How to make a proof of the correctness of the RSA encryption and decryption formula for $GCD(m_i,n)=1$ and $GCD(m_i,n) \neq1$ where encryption is defined as $c_i = m_{i}^e$ mod n and decryption $m_i = c_{i}^d$ mod n.

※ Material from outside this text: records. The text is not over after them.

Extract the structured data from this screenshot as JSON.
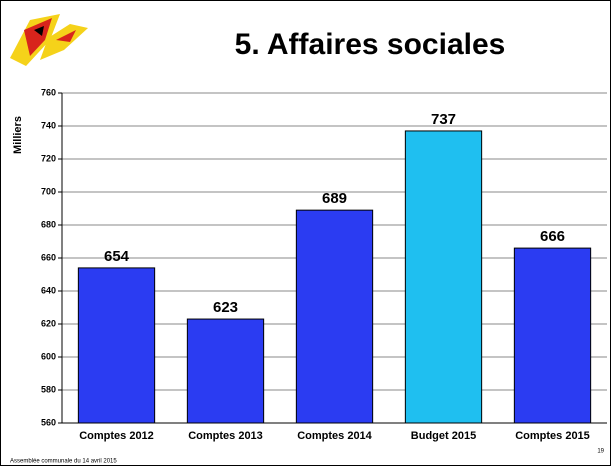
{
  "chart_data": {
    "type": "bar",
    "title": "5. Affaires sociales",
    "y_label": "Milliers",
    "categories": [
      "Comptes 2012",
      "Comptes 2013",
      "Comptes 2014",
      "Budget 2015",
      "Comptes 2015"
    ],
    "values": [
      654,
      623,
      689,
      737,
      666
    ],
    "colors": [
      "#2b3cf2",
      "#2b3cf2",
      "#2b3cf2",
      "#1fbff0",
      "#2b3cf2"
    ],
    "ylim": [
      560,
      760
    ],
    "yticks": [
      560,
      580,
      600,
      620,
      640,
      660,
      680,
      700,
      720,
      740,
      760
    ],
    "grid": true
  },
  "footer": "Assemblée communale du 14 avril 2015",
  "page_number": "19"
}
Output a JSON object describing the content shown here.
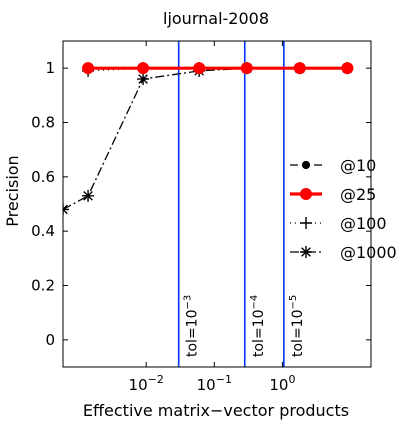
{
  "chart_data": {
    "type": "line",
    "title": "ljournal-2008",
    "xlabel": "Effective matrix−vector products",
    "ylabel": "Precision",
    "xscale": "log",
    "xlim": [
      0.0006,
      20
    ],
    "ylim": [
      -0.1,
      1.1
    ],
    "yticks": [
      {
        "value": 0,
        "label": "0"
      },
      {
        "value": 0.2,
        "label": "0.2"
      },
      {
        "value": 0.4,
        "label": "0.4"
      },
      {
        "value": 0.6,
        "label": "0.6"
      },
      {
        "value": 0.8,
        "label": "0.8"
      },
      {
        "value": 1,
        "label": "1"
      }
    ],
    "xticks": [
      {
        "value": 0.01,
        "base": "10",
        "exp": "−2"
      },
      {
        "value": 0.1,
        "base": "10",
        "exp": "−1"
      },
      {
        "value": 1,
        "base": "10",
        "exp": "0"
      }
    ],
    "grid": false,
    "legend_position": "right",
    "series": [
      {
        "name": "@10",
        "color": "#000000",
        "marker": "dot",
        "dash": "8,4",
        "x": [
          0.0014,
          0.009,
          0.06,
          0.3,
          1.8,
          9
        ],
        "y": [
          1.0,
          1.0,
          1.0,
          1.0,
          1.0,
          1.0
        ]
      },
      {
        "name": "@25",
        "color": "#ff0000",
        "marker": "dot",
        "dash": "",
        "x": [
          0.0014,
          0.009,
          0.06,
          0.3,
          1.8,
          9
        ],
        "y": [
          1.0,
          1.0,
          1.0,
          1.0,
          1.0,
          1.0
        ]
      },
      {
        "name": "@100",
        "color": "#000000",
        "marker": "plus",
        "dash": "1,4",
        "x": [
          0.0014,
          0.009,
          0.06,
          0.3,
          1.8,
          9
        ],
        "y": [
          0.99,
          1.0,
          1.0,
          1.0,
          1.0,
          1.0
        ]
      },
      {
        "name": "@1000",
        "color": "#000000",
        "marker": "asterisk",
        "dash": "9,3,2,3",
        "x": [
          0.0006,
          0.0014,
          0.009,
          0.06,
          0.3,
          1.8,
          9
        ],
        "y": [
          0.48,
          0.53,
          0.96,
          0.99,
          1.0,
          1.0,
          1.0
        ]
      }
    ],
    "vlines": [
      {
        "x": 0.03,
        "base": "tol=10",
        "exp": "−3",
        "color": "#0033ff"
      },
      {
        "x": 0.28,
        "base": "tol=10",
        "exp": "−4",
        "color": "#0033ff"
      },
      {
        "x": 1.05,
        "base": "tol=10",
        "exp": "−5",
        "color": "#0033ff"
      }
    ]
  }
}
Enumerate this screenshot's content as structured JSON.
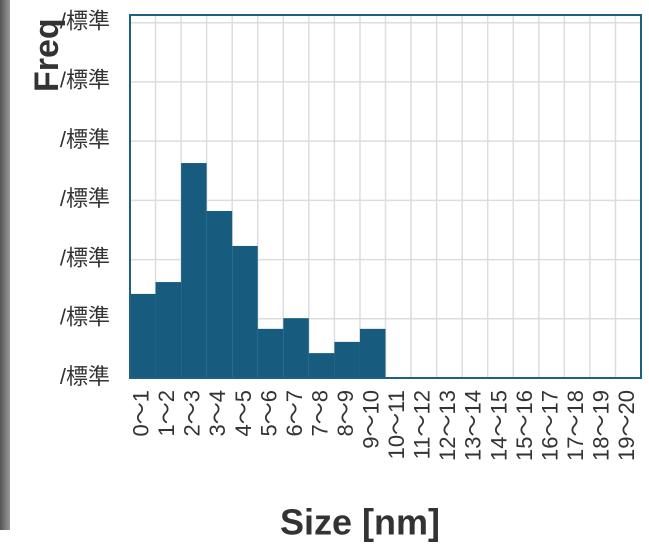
{
  "chart_data": {
    "type": "bar",
    "x_label": "Size [nm]",
    "y_label": "Freq",
    "categories": [
      "0～1",
      "1～2",
      "2～3",
      "3～4",
      "4～5",
      "5～6",
      "6～7",
      "7～8",
      "8～9",
      "9～10",
      "10～11",
      "11～12",
      "12～13",
      "13～14",
      "14～15",
      "15～16",
      "16～17",
      "17～18",
      "18～19",
      "19～20"
    ],
    "values": [
      1.42,
      1.62,
      3.63,
      2.82,
      2.23,
      0.83,
      1.01,
      0.42,
      0.61,
      0.83,
      0,
      0,
      0,
      0,
      0,
      0,
      0,
      0,
      0,
      0
    ],
    "color": "#175b7e",
    "ylim": [
      0,
      6.13
    ],
    "yticks": [
      {
        "value": 0,
        "label": "/標準"
      },
      {
        "value": 1,
        "label": "/標準"
      },
      {
        "value": 2,
        "label": "/標準"
      },
      {
        "value": 3,
        "label": "/標準"
      },
      {
        "value": 4,
        "label": "/標準"
      },
      {
        "value": 5,
        "label": "/標準"
      },
      {
        "value": 6,
        "label": "/標準"
      }
    ],
    "grid": true
  }
}
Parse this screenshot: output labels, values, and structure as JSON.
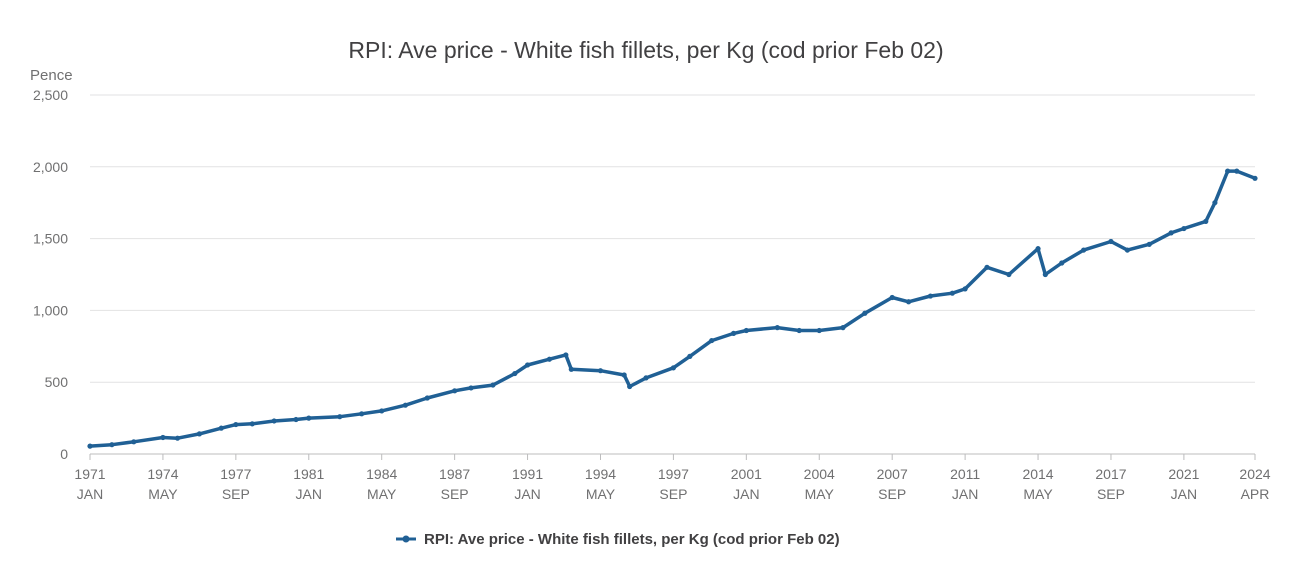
{
  "chart_data": {
    "type": "line",
    "title": "RPI: Ave price - White fish fillets, per Kg (cod prior Feb 02)",
    "ylabel": "Pence",
    "xlabel": "",
    "ylim": [
      0,
      2500
    ],
    "yticks": [
      0,
      500,
      1000,
      1500,
      2000,
      2500
    ],
    "ytick_labels": [
      "0",
      "500",
      "1,000",
      "1,500",
      "2,000",
      "2,500"
    ],
    "xlim": [
      "1971-01",
      "2024-04"
    ],
    "xticks": [
      {
        "date": "1971-01",
        "year": "1971",
        "month": "JAN"
      },
      {
        "date": "1974-05",
        "year": "1974",
        "month": "MAY"
      },
      {
        "date": "1977-09",
        "year": "1977",
        "month": "SEP"
      },
      {
        "date": "1981-01",
        "year": "1981",
        "month": "JAN"
      },
      {
        "date": "1984-05",
        "year": "1984",
        "month": "MAY"
      },
      {
        "date": "1987-09",
        "year": "1987",
        "month": "SEP"
      },
      {
        "date": "1991-01",
        "year": "1991",
        "month": "JAN"
      },
      {
        "date": "1994-05",
        "year": "1994",
        "month": "MAY"
      },
      {
        "date": "1997-09",
        "year": "1997",
        "month": "SEP"
      },
      {
        "date": "2001-01",
        "year": "2001",
        "month": "JAN"
      },
      {
        "date": "2004-05",
        "year": "2004",
        "month": "MAY"
      },
      {
        "date": "2007-09",
        "year": "2007",
        "month": "SEP"
      },
      {
        "date": "2011-01",
        "year": "2011",
        "month": "JAN"
      },
      {
        "date": "2014-05",
        "year": "2014",
        "month": "MAY"
      },
      {
        "date": "2017-09",
        "year": "2017",
        "month": "SEP"
      },
      {
        "date": "2021-01",
        "year": "2021",
        "month": "JAN"
      },
      {
        "date": "2024-04",
        "year": "2024",
        "month": "APR"
      }
    ],
    "grid": true,
    "legend_position": "bottom-center",
    "color": "#206095",
    "series": [
      {
        "name": "RPI: Ave price - White fish fillets, per Kg (cod prior Feb 02)",
        "points": [
          {
            "x": "1971-01",
            "y": 55
          },
          {
            "x": "1972-01",
            "y": 65
          },
          {
            "x": "1973-01",
            "y": 85
          },
          {
            "x": "1974-05",
            "y": 115
          },
          {
            "x": "1975-01",
            "y": 110
          },
          {
            "x": "1976-01",
            "y": 140
          },
          {
            "x": "1977-01",
            "y": 180
          },
          {
            "x": "1977-09",
            "y": 205
          },
          {
            "x": "1978-06",
            "y": 210
          },
          {
            "x": "1979-06",
            "y": 230
          },
          {
            "x": "1980-06",
            "y": 240
          },
          {
            "x": "1981-01",
            "y": 250
          },
          {
            "x": "1982-06",
            "y": 260
          },
          {
            "x": "1983-06",
            "y": 280
          },
          {
            "x": "1984-05",
            "y": 300
          },
          {
            "x": "1985-06",
            "y": 340
          },
          {
            "x": "1986-06",
            "y": 390
          },
          {
            "x": "1987-09",
            "y": 440
          },
          {
            "x": "1988-06",
            "y": 460
          },
          {
            "x": "1989-06",
            "y": 480
          },
          {
            "x": "1990-06",
            "y": 560
          },
          {
            "x": "1991-01",
            "y": 620
          },
          {
            "x": "1992-01",
            "y": 660
          },
          {
            "x": "1992-10",
            "y": 690
          },
          {
            "x": "1993-01",
            "y": 590
          },
          {
            "x": "1994-05",
            "y": 580
          },
          {
            "x": "1995-06",
            "y": 550
          },
          {
            "x": "1995-09",
            "y": 470
          },
          {
            "x": "1996-06",
            "y": 530
          },
          {
            "x": "1997-09",
            "y": 600
          },
          {
            "x": "1998-06",
            "y": 680
          },
          {
            "x": "1999-06",
            "y": 790
          },
          {
            "x": "2000-06",
            "y": 840
          },
          {
            "x": "2001-01",
            "y": 860
          },
          {
            "x": "2002-06",
            "y": 880
          },
          {
            "x": "2003-06",
            "y": 860
          },
          {
            "x": "2004-05",
            "y": 860
          },
          {
            "x": "2005-06",
            "y": 880
          },
          {
            "x": "2006-06",
            "y": 980
          },
          {
            "x": "2007-09",
            "y": 1090
          },
          {
            "x": "2008-06",
            "y": 1060
          },
          {
            "x": "2009-06",
            "y": 1100
          },
          {
            "x": "2010-06",
            "y": 1120
          },
          {
            "x": "2011-01",
            "y": 1150
          },
          {
            "x": "2012-01",
            "y": 1300
          },
          {
            "x": "2013-01",
            "y": 1250
          },
          {
            "x": "2014-05",
            "y": 1430
          },
          {
            "x": "2014-09",
            "y": 1250
          },
          {
            "x": "2015-06",
            "y": 1330
          },
          {
            "x": "2016-06",
            "y": 1420
          },
          {
            "x": "2017-09",
            "y": 1480
          },
          {
            "x": "2018-06",
            "y": 1420
          },
          {
            "x": "2019-06",
            "y": 1460
          },
          {
            "x": "2020-06",
            "y": 1540
          },
          {
            "x": "2021-01",
            "y": 1570
          },
          {
            "x": "2022-01",
            "y": 1620
          },
          {
            "x": "2022-06",
            "y": 1750
          },
          {
            "x": "2023-01",
            "y": 1970
          },
          {
            "x": "2023-06",
            "y": 1970
          },
          {
            "x": "2024-04",
            "y": 1920
          }
        ]
      }
    ]
  }
}
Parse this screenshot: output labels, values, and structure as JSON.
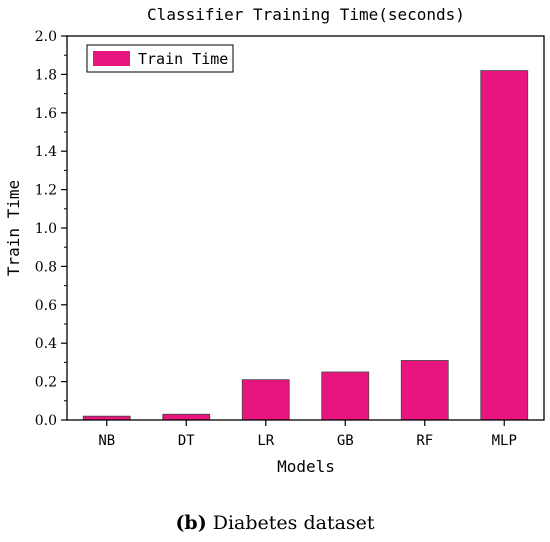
{
  "chart_data": {
    "type": "bar",
    "title": "Classifier Training Time(seconds)",
    "xlabel": "Models",
    "ylabel": "Train Time",
    "categories": [
      "NB",
      "DT",
      "LR",
      "GB",
      "RF",
      "MLP"
    ],
    "series": [
      {
        "name": "Train Time",
        "values": [
          0.02,
          0.03,
          0.21,
          0.25,
          0.31,
          1.82
        ]
      }
    ],
    "ylim": [
      0,
      2.0
    ],
    "yticks": [
      "0.0",
      "0.2",
      "0.4",
      "0.6",
      "0.8",
      "1.0",
      "1.2",
      "1.4",
      "1.6",
      "1.8",
      "2.0"
    ],
    "legend_position": "top-left",
    "grid": false,
    "bar_color": "#e8157f"
  },
  "caption": {
    "letter": "(b)",
    "text": " Diabetes dataset"
  }
}
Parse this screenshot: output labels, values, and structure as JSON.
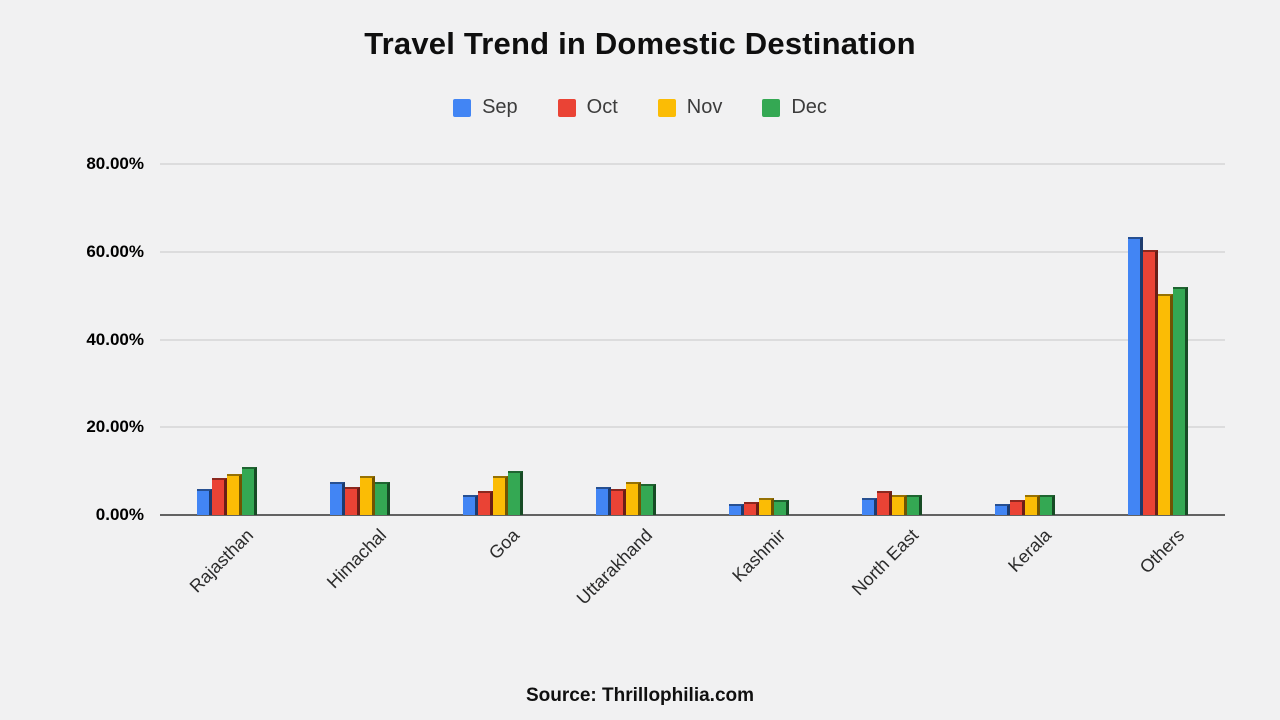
{
  "source": "Source: Thrillophilia.com",
  "chart_data": {
    "type": "bar",
    "title": "Travel Trend in Domestic Destination",
    "categories": [
      "Rajasthan",
      "Himachal",
      "Goa",
      "Uttarakhand",
      "Kashmir",
      "North East",
      "Kerala",
      "Others"
    ],
    "series": [
      {
        "name": "Sep",
        "color": "#4285f4",
        "values": [
          5.5,
          7,
          4,
          6,
          2,
          3.5,
          2,
          63
        ]
      },
      {
        "name": "Oct",
        "color": "#ea4335",
        "values": [
          8,
          6,
          5,
          5.5,
          2.5,
          5,
          3,
          60
        ]
      },
      {
        "name": "Nov",
        "color": "#fbbc05",
        "values": [
          9,
          8.5,
          8.5,
          7,
          3.5,
          4,
          4,
          50
        ]
      },
      {
        "name": "Dec",
        "color": "#34a853",
        "values": [
          10.5,
          7,
          9.5,
          6.5,
          3,
          4,
          4,
          51.5
        ]
      }
    ],
    "xlabel": "",
    "ylabel": "",
    "ylim": [
      0,
      80
    ],
    "yticks": [
      0,
      20,
      40,
      60,
      80
    ],
    "ytick_labels": [
      "0.00%",
      "20.00%",
      "40.00%",
      "60.00%",
      "80.00%"
    ],
    "grid": true,
    "legend_position": "top",
    "caption": "Source: Thrillophilia.com"
  }
}
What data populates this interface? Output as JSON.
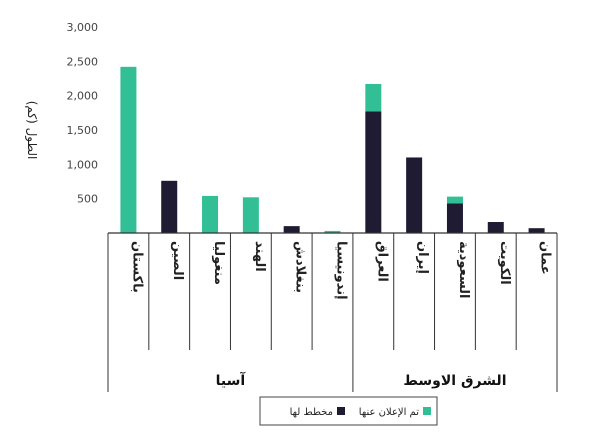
{
  "chart_data": {
    "type": "bar",
    "stacked": true,
    "ylabel": "الطول (كم)",
    "ylim": [
      0,
      3000
    ],
    "yticks": [
      "3,000",
      "2,500",
      "2,000",
      "1,500",
      "1,000",
      "500"
    ],
    "ytick_values": [
      3000,
      2500,
      2000,
      1500,
      1000,
      500
    ],
    "categories": [
      "باكستان",
      "الصين",
      "منغوليا",
      "الهند",
      "بنغلادش",
      "إندونيسيا",
      "العراق",
      "إيران",
      "السعودية",
      "الكويت",
      "عمان"
    ],
    "series": [
      {
        "name": "مخطط لها",
        "color": "#1e1b33",
        "values": [
          0,
          760,
          0,
          0,
          100,
          0,
          1770,
          1100,
          430,
          160,
          70
        ]
      },
      {
        "name": "تم الإعلان عنها",
        "color": "#33bf95",
        "values": [
          2420,
          0,
          540,
          520,
          0,
          30,
          400,
          0,
          100,
          0,
          0
        ]
      }
    ],
    "groups": [
      {
        "name": "آسيا",
        "categories": 6
      },
      {
        "name": "الشرق الاوسط",
        "categories": 5
      }
    ],
    "legend": {
      "placement": "bottom-center"
    }
  }
}
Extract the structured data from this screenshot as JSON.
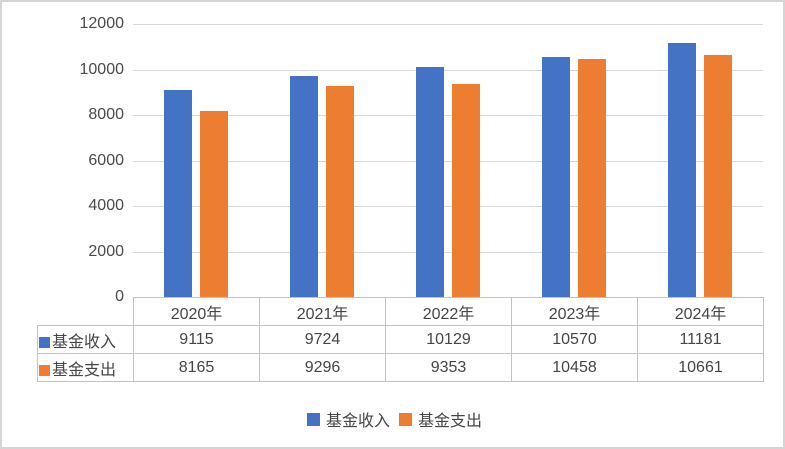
{
  "chart_data": {
    "type": "bar",
    "title": "",
    "xlabel": "",
    "ylabel": "",
    "categories": [
      "2020年",
      "2021年",
      "2022年",
      "2023年",
      "2024年"
    ],
    "series": [
      {
        "name": "基金收入",
        "color": "#4472C4",
        "values": [
          9115,
          9724,
          10129,
          10570,
          11181
        ]
      },
      {
        "name": "基金支出",
        "color": "#ED7D31",
        "values": [
          8165,
          9296,
          9353,
          10458,
          10661
        ]
      }
    ],
    "ylim": [
      0,
      12000
    ],
    "yticks": [
      0,
      2000,
      4000,
      6000,
      8000,
      10000,
      12000
    ],
    "grid": true,
    "gridline_color": "#d9d9d9",
    "legend_position": "bottom",
    "show_data_table": true
  }
}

So thanks @poncho for giving tips, I wrote a following proof:
Recall that the integers $e > 0$ and $k > 0$ are chosen such that
$ ed = 1 + k(p − 1)(q − 1)$
It suffices to show that the two congruences
$(m^e)^d \equiv m\ \textrm{mod}\ p $ and $(m^e)^d \equiv m\ \textrm{mod}\ q $ hold. p and q are distinct primes, so $gcd(p,q) = 1$ and the above congruences imply that
$(m^e)^d \equiv m\ \textrm{mod}\ n $ by the Chinese Remainder Theorem. If $m \equiv 0\ \textrm{mod}\ p $, then certainly
$(m^e)^d \equiv m\ \textrm{mod}\ p $. If $m \not\equiv 0\ \textrm{mod}\ p $, then $m^{p-1} \equiv 1\ \textrm{mod}\ p $ beacuse of Fermat's little theorem ($a^{p-1} \equiv 1\ \textrm{mod}\ p $) hence,
$$ (m^e)^d \equiv m^{1 + k(p - 1)(q - 1)} \equiv m(m^{p-1})^{k(q-1)} \equiv m 1^{k(q-1)} \equiv m\ \textrm{mod}\ p
$$
Therefore $(m^e)^d \equiv m\ \textrm{mod}\ p $ holds for all integers m. Replacing p by q in the previous argument shows that $m \equiv (m^e)^d \textrm{mod}\ q $ holds for all integers m
Any comments about correctness of my proof are appreciated!